Robinhood Markets Inc. announced on Monday an embarrassing security breach that exposed the personal information of millions of its users, which will be of particular concern to the 300 or so customers who suffered the worst privacy compromise.
Most of the 7 million affected accounts had only one piece of personal information exposed: either the user’s name or their email address. But in about 310 cases, more sensitive data such as date of birth and zip code was uncovered, as well as the user’s full name. About 10 of those people had “more extensive account details revealed,” Robinhood said, adding that the company is in the process of “making appropriate disclosures” to those users.
No social security, bank account or debit card numbers were compromised and no customer suffered financial loss as a result of the incident, Robinhood said. Not yet anyway.
The danger is that the exposed information could be used to facilitate further attacks of the sort that revealed the users’ data in the first place.
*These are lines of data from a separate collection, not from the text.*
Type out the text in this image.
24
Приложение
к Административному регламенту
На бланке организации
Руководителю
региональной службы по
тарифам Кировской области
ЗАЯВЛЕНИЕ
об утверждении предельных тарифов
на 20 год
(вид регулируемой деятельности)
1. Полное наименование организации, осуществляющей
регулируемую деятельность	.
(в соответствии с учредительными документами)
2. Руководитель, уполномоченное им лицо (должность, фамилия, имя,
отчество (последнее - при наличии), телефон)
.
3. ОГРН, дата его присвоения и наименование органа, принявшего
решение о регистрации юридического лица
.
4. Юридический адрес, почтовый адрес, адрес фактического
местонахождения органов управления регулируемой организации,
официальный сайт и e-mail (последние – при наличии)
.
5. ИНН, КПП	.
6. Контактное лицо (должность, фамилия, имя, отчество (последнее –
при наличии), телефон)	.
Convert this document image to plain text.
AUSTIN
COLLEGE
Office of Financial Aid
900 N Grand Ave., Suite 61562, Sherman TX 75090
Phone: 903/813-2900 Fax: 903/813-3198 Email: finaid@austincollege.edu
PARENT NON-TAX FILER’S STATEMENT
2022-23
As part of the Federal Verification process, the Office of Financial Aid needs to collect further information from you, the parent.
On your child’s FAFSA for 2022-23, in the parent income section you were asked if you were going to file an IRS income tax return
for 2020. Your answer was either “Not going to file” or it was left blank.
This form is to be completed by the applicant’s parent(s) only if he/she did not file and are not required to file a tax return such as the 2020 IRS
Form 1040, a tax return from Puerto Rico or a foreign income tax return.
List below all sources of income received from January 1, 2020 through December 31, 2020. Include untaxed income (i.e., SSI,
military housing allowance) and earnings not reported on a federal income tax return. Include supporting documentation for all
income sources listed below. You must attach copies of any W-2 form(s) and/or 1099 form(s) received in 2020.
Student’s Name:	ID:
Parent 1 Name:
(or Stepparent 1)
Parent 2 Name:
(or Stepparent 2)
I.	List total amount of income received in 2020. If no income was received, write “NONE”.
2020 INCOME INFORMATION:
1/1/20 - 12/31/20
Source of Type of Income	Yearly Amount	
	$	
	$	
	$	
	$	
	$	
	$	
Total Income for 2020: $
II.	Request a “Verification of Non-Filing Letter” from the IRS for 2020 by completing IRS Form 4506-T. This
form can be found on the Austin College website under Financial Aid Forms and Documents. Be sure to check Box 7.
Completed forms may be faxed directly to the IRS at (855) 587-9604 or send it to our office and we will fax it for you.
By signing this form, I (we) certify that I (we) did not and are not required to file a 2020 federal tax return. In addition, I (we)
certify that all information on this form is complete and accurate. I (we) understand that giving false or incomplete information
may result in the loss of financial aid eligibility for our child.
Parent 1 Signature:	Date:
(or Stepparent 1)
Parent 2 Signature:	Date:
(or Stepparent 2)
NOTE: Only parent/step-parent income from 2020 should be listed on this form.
Attributes like birthdays and physical addresses are difficult to change and are commonly used as verification checks when logging in to various services. The lapse in Robinhood’s data security came via a customer support employee, whose cooperation was used to obtain access to internal support systems.
While Robinhood hasn’t disclosed how long it took to inform affected users of last week’s intrusion, that’s the period when the risk would have been highest. Now that they’re aware of the breach, the best course of action for affected customers is to alter any security checks that rely on their date of birth and to practice good online security hygiene, such as two-factor authentication and skepticism toward emails from unfamiliar senders.
Robinhood said it contained the breach, notified law enforcement and enlisted security firm Mandiant Inc. to investigate the matter. Mandiant Chief Technology Officer Charles Carmakal said Robinhood “conducted a thorough investigation to assess the impact.”
Still, the company’s “safety first” maxim, oft repeated by executives, will ring hollow to the millions of users who are now a little more vulnerable to phishing attacks and the smaller group who’ll have to be extra vigilant because they chose to use the free-trading platform.